Adolf Tolkachev's arrest.

The CIA officer’s arrest was highly publicized in Soviet press, but the nation would only learn of Tolkachev’s June arrest in September.

Theories differ. Some reports claim Tolkachev was burned by a disgruntled CIA officer  - Edward Lee Howard, whose career did not take off after he’d been pulled off the Moscow assignment and generally deemed unfit for field duty due to his propensity for lying. He’d been fired in 1983. Being a binge drinker who did not take rejection lightly, he was the prime candidate here.

According to US press of the time, erstwhile Soviet defector Vitaliy Yurchenko provided the most believable account: that, sometime in 1984-1985, Howard had met with KGB officers in Vienna to try and score some payment for his troubles.

However, as it turns out, another CIA agent was also involved: Aldrich Ames - a CIA defector who’d started working for the KGB in 1985. He would later recount how he’d started passing information to them about leaks back in April 1985, but it wasn’t until June that he’d allegedly provided information on Tolkachev’s entire case load.

Former CIA officer Aldrich Ames

The CIA’s account, however, is not all that complete itself. Russian sources claim the Soviets had known for some time - it’s not exactly clear when, and had been feeding Tolkachev fake intelligence, in so doing subverting American efforts at replicating Soviet tech. Could it have anything to do with that 1983 security probe at Fazotron? Nobody can say.

Later in 1986, Soviet newspapers would report of Tolkachev’s execution for the crime of “high treason.”

The one good thing to come out of the whole story is Tolkachev’s son was left unscathed. Oleg Tolkachev is today a prominent Moscow architect with an office on the Pokrovka. Tolkachev’s wife, however, was hung out to dry after the whole thing blew over.

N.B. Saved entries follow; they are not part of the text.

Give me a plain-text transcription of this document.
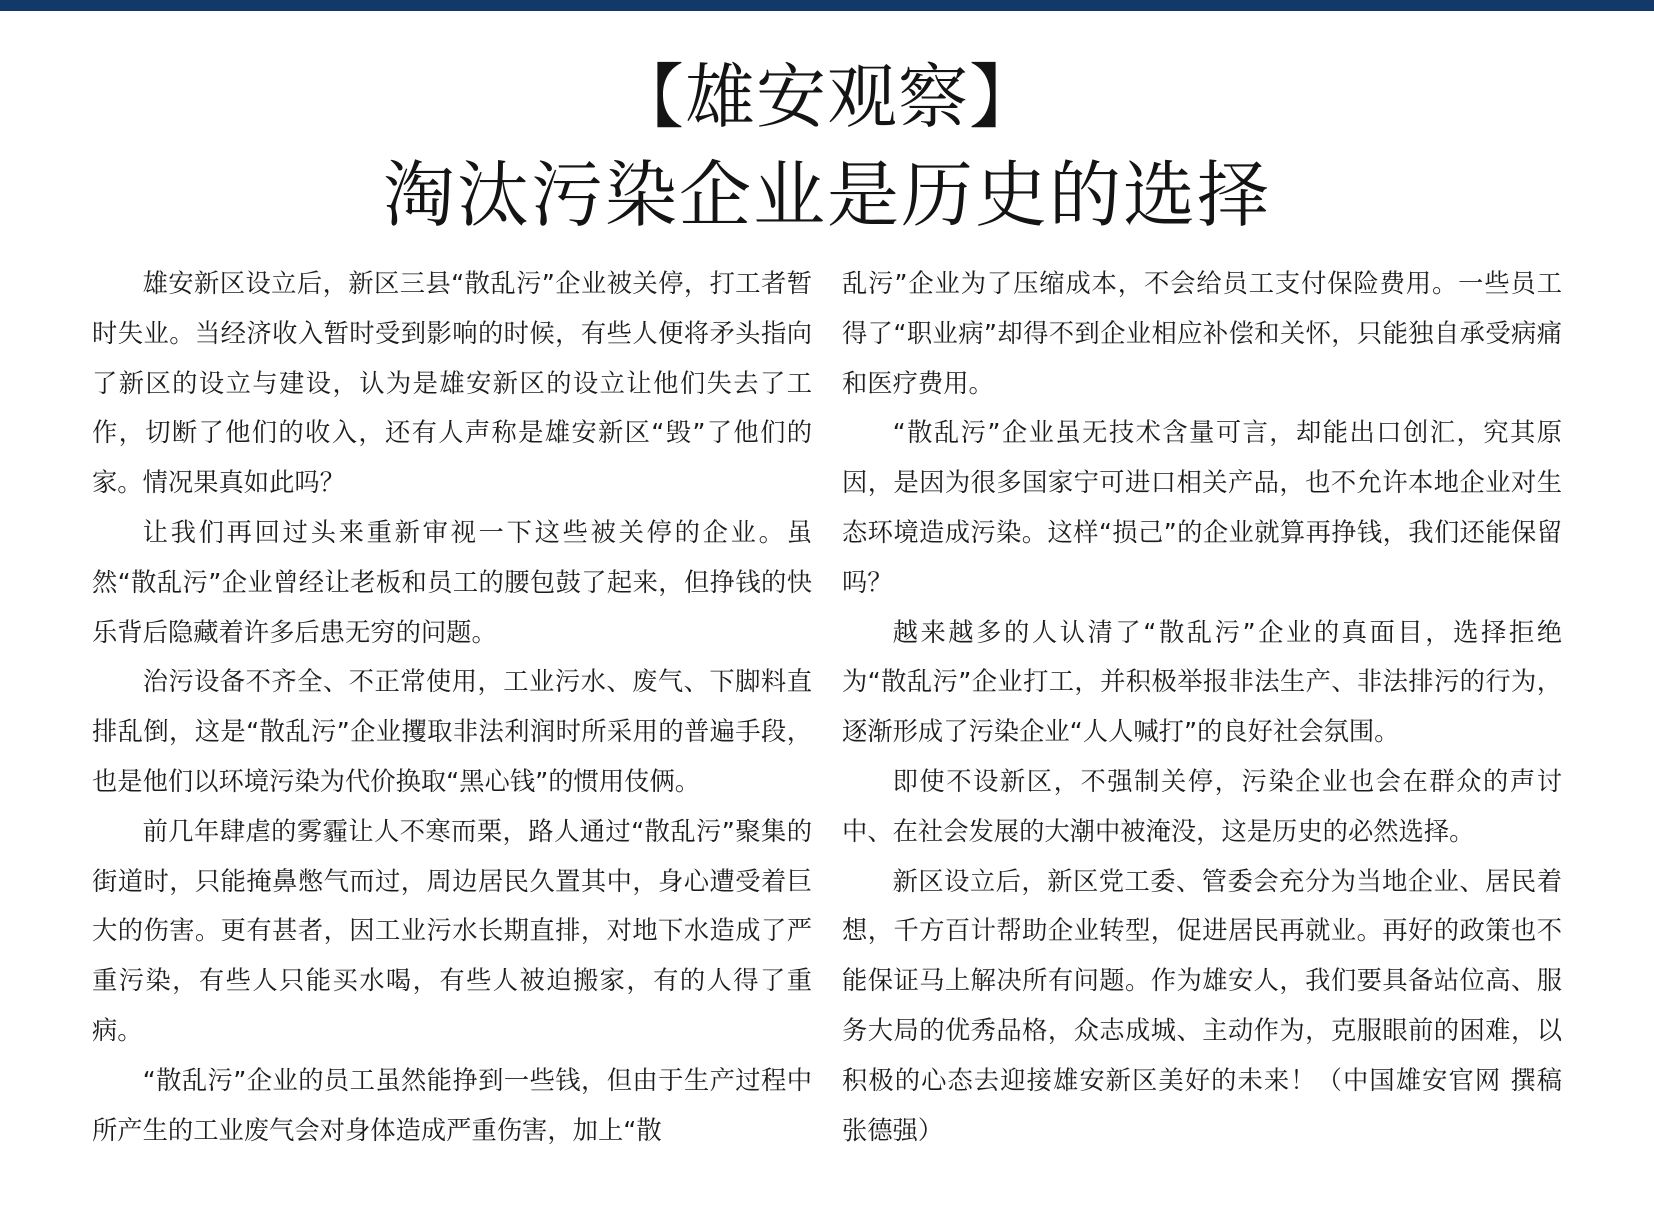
【雄安观察】
淘汰污染企业是历史的选择

雄安新区设立后，新区三县“散乱污”企业被关停，打工者暂时失业。当经济收入暂时受到影响的时候，有些人便将矛头指向了新区的设立与建设，认为是雄安新区的设立让他们失去了工作，切断了他们的收入，还有人声称是雄安新区“毁”了他们的家。情况果真如此吗？

让我们再回过头来重新审视一下这些被关停的企业。虽然“散乱污”企业曾经让老板和员工的腰包鼓了起来，但挣钱的快乐背后隐藏着许多后患无穷的问题。

治污设备不齐全、不正常使用，工业污水、废气、下脚料直排乱倒，这是“散乱污”企业攫取非法利润时所采用的普遍手段，也是他们以环境污染为代价换取“黑心钱”的惯用伎俩。

前几年肆虐的雾霾让人不寒而栗，路人通过“散乱污”聚集的街道时，只能掩鼻憋气而过，周边居民久置其中，身心遭受着巨大的伤害。更有甚者，因工业污水长期直排，对地下水造成了严重污染，有些人只能买水喝，有些人被迫搬家，有的人得了重病。

“散乱污”企业的员工虽然能挣到一些钱，但由于生产过程中所产生的工业废气会对身体造成严重伤害，加上“散

乱污”企业为了压缩成本，不会给员工支付保险费用。一些员工得了“职业病”却得不到企业相应补偿和关怀，只能独自承受病痛和医疗费用。

“散乱污”企业虽无技术含量可言，却能出口创汇，究其原因，是因为很多国家宁可进口相关产品，也不允许本地企业对生态环境造成污染。这样“损己”的企业就算再挣钱，我们还能保留吗？

越来越多的人认清了“散乱污”企业的真面目，选择拒绝为“散乱污”企业打工，并积极举报非法生产、非法排污的行为，逐渐形成了污染企业“人人喊打”的良好社会氛围。

即使不设新区，不强制关停，污染企业也会在群众的声讨中、在社会发展的大潮中被淹没，这是历史的必然选择。

新区设立后，新区党工委、管委会充分为当地企业、居民着想，千方百计帮助企业转型，促进居民再就业。再好的政策也不能保证马上解决所有问题。作为雄安人，我们要具备站位高、服务大局的优秀品格，众志成城、主动作为，克服眼前的困难，以积极的心态去迎接雄安新区美好的未来！（中国雄安官网 撰稿 张德强）
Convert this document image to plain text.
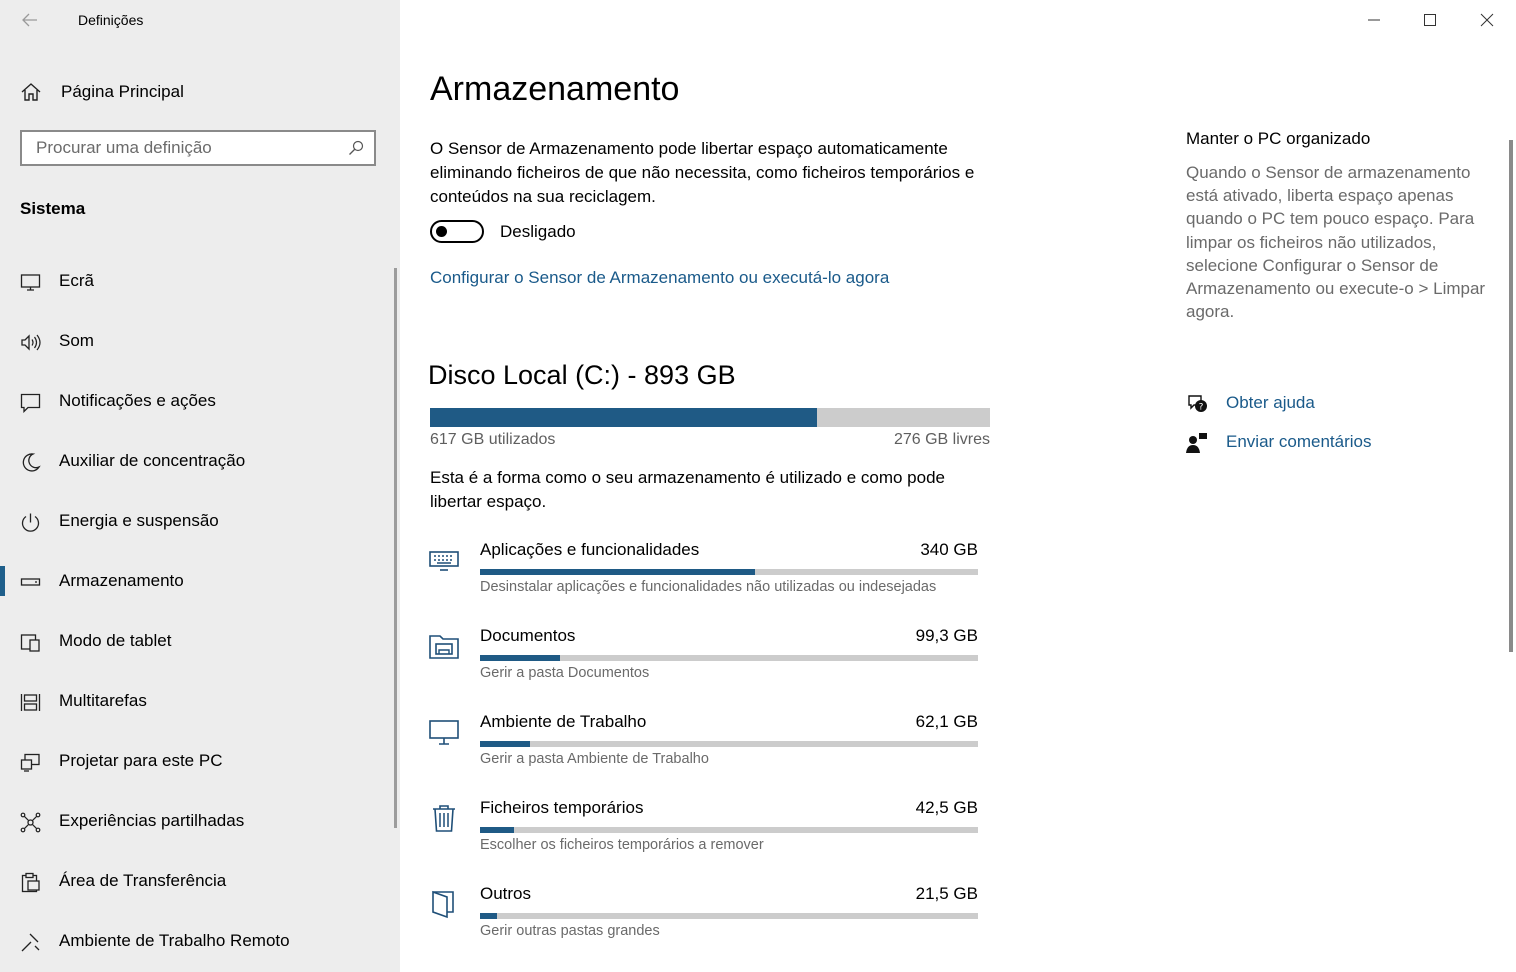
Definições
Página Principal
Procurar uma definição
Sistema
Ecrã
Som
Notificações e ações
Auxiliar de concentração
Energia e suspensão
Armazenamento
Modo de tablet
Multitarefas
Projetar para este PC
Experiências partilhadas
Área de Transferência
Ambiente de Trabalho Remoto
Armazenamento
O Sensor de Armazenamento pode libertar espaço automaticamente eliminando ficheiros de que não necessita, como ficheiros temporários e conteúdos na sua reciclagem.
Desligado
Configurar o Sensor de Armazenamento ou executá-lo agora
Disco Local (C:) - 893 GB
617 GB utilizados	276 GB livres
Esta é a forma como o seu armazenamento é utilizado e como pode libertar espaço.
Aplicações e funcionalidades	340 GB
Desinstalar aplicações e funcionalidades não utilizadas ou indesejadas
Documentos	99,3 GB
Gerir a pasta Documentos
Ambiente de Trabalho	62,1 GB
Gerir a pasta Ambiente de Trabalho
Ficheiros temporários	42,5 GB
Escolher os ficheiros temporários a remover
Outros	21,5 GB
Gerir outras pastas grandes
Manter o PC organizado
Quando o Sensor de armazenamento está ativado, liberta espaço apenas quando o PC tem pouco espaço. Para limpar os ficheiros não utilizados, selecione Configurar o Sensor de Armazenamento ou execute-o > Limpar agora.
? Obter ajuda
Enviar comentários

When she’d contacted the Americans for the remainder of the payment for Tolkachev’s information, she received no reply.

In 2015, the CIA declassified over 900 pages detailing the operation, which were subsequently turned into a literary account in The Billion Dollar Spy: A True Story of Cold War Espionage and Betrayal by Pulitzer prize-winning author David E. Hoffman.